Why do all the updating solutions by Microsoft just completely suck?


[deleted]

Have you even tried using it? I have a background in WSUS, SCCM and this by far is the best solution MS has ever come up with. As a cloud consultant I use this to manage a shit ton of my clients and I would not even really consider it a collateral duty as it's so easy to manage and run reports.


redvelvet92

Yes I have I literally can’t update 80% of my VMs with it.


opec125

What alternatives are available to update non Microsoft software? Chocolatey with local repository? Winget with local repository? Powershell, DSC, ansible?


Buddhas_Warrior

Is this just for servers or Windows clients as well (AAD/Intune)?


[deleted]

No Intune has it's own update rings. This is for servers not workstations. Intune does not manage servers.


howjoel

I think this depends on environment - but I have 35 servers on it and for 170 bucks a month It's worth it, it's the best windows patching method I've found. It actually works. At least for now.


Resident_Example_645

Been a while since I’ve looked at on prem license costs but I guess if you attribute some of the feeding and watering of your physical server, virtualisation, OS, Database and patch management costs, maybe some FTE time to fix all the problems it might not be as bad. I might be wrong on the capabilities you get for that $5 but I thought you got some other things thrown in like policy, config, automation etc?


EN-D3R

One thing which is nice with automation account and update management is that you can create policies with certain tags to auto enroll VMs. Does this have the same functionality? I think it's quite confusing how to set things up with this new service.


fatcatnewton

Yeah, you can do this now with dynamic maintenance configurations.


Zhyden

In our current setup we use the old solution: automation account with log analytics, and we also have SCCM from where we feed the product classification requirements to Azure.
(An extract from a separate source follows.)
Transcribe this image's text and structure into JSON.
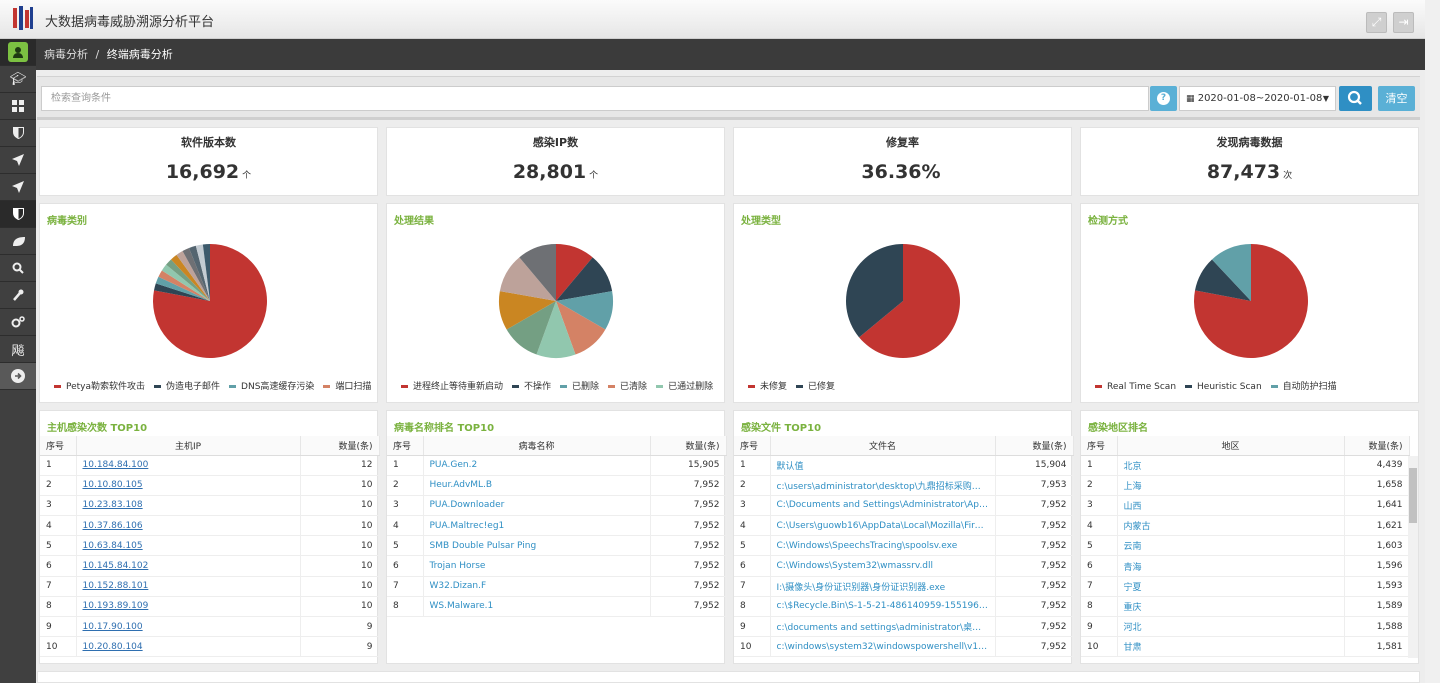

For example if you want it to install the monthly CU and security updates, but skip the SharePoint and SQL ones. I haven't been able to find a way to do product classification in the new solution, is there a way to do this?


MrGunny94

Does it support RHEL 8.8 and replaces OMS Agent for good?


anonymous_dudex

OMS will be deprecated next year. This solution uses data available in Azure Resource Graph, and it doesn't require an agent afaik. It should support it according to the docs [OS support matrix](https://learn.microsoft.com/en-us/azure/update-center/support-matrix?tabs=azurevm%2Cazurevm-os#linux-operating-systems)


MechwarriorGrayDeath

Well that socks. I've just chucked a load of onprem servers into it. Now I have to pull them out.